His lips brushed her forehead as he murmured, “What’s wrong?”
“I miss my husband,” she whimpered into his
chest.
“He’s right here,” he pointed out gently. “The Wanderer and I are both your husband.”
“But you’re the extremes,” she cried. “I want the real Karavasu, who’s fierce and tender at the same time, not two
totally different aspects that have to trade places!”
His hand under her chin coaxed her head
up. “I could just do what I’d like to do
and give you the physical satisfaction, but that wouldn’t be the same as having
your husband along with you, would it?”
She shook her head, sniffling.
“Well, then.”
He let her go, lying back down.
“If you want to do what you did in the carpenters’ shed, that would
probably work—but no tying me up.” He
folded his arms under his head. “Do
whatever you want. I’m totally at your
mercy. I promise I won’t touch you
before you’re ready,” he murmured, his eyes smoky gold under heavy lids.
Jurnia stared down at him in astonishment. Khuradasu surrendering control? The idea seemed ludicrous, this powerful,
dangerous man putting himself completely into her hands—but there he was,
stretched out under her, his arms tucked under his head. Warily, watching his face through her lashes,
she reached down and stroked a thumb over one of his nipples. Though his cheeks pinkened and his eyes
snapped closed as he took a sharp breath, his arms didn’t move.
He didn’t move when she kissed his neck,
suckling on the skin until faint marks were left behind; he didn’t move when
she trailed her fingernails down the undersides of his upper arms and all the
way down his sides to his hips; he didn’t move, though he did chuckle
involuntarily a few times, when she moved down to experimentally suck on his
toes. He didn’t move even when she
teased his nipples until his breathing was sharp and quick, or when she cleaned
their mingled fluids off his groin with long slow licks of her warm
tongue. Indeed, by then, his softened
member had risen again, lying hard against his belly. His fists were clenched white-knuckle tight
into his own hair, and it had taken every ounce of willpower at times to
prevent his arms from twitching in reaction, but he hadn’t moved.

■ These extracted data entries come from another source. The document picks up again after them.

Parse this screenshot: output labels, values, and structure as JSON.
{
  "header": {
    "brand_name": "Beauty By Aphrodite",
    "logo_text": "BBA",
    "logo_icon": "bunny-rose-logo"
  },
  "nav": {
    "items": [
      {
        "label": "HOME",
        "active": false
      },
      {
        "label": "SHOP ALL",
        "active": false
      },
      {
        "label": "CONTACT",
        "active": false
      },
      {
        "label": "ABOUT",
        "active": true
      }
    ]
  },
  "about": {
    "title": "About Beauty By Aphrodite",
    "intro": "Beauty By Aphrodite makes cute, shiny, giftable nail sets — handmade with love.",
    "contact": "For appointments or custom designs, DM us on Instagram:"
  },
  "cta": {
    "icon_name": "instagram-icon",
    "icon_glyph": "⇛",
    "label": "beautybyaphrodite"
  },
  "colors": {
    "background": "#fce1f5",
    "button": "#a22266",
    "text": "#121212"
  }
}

“Please,” he whispered as she straddled him
again, sinking down with a shivery little moan; she leaned forward and kissed
him lingeringly, and his arms trembled with the urge to reach for her.
“Not yet,” she whispered back, bringing her
head down to his chest and drawing a nipple into her mouth as her hips began to
move, sliding her hot wet satin sheath up and down his length with torturous
slowness. He groaned, arching himself to
meet her, his scalp starting to ache where his clenched fists were pulling on
his hair with the effort of self-restraint.
She was beautiful to watch, riding him hard,
her hair a shining halo of dark fire framing her upper body, her breasts
heaving with exertion, sweat gleaming on her skin. The need to touch her—palm those lovely
breasts, run his tongue in the valley between them, catch her hips to take over
the rhythm—screamed at him, but he ground his teeth and fought for
control. He could tell she was close,
and he knew that he was teetering on the edge of another orgasm, but he was
determined to wait for her, wait for her, wait
. . .
Her hands clenched on his shoulders. “Now,” she cried breathlessly, “now!”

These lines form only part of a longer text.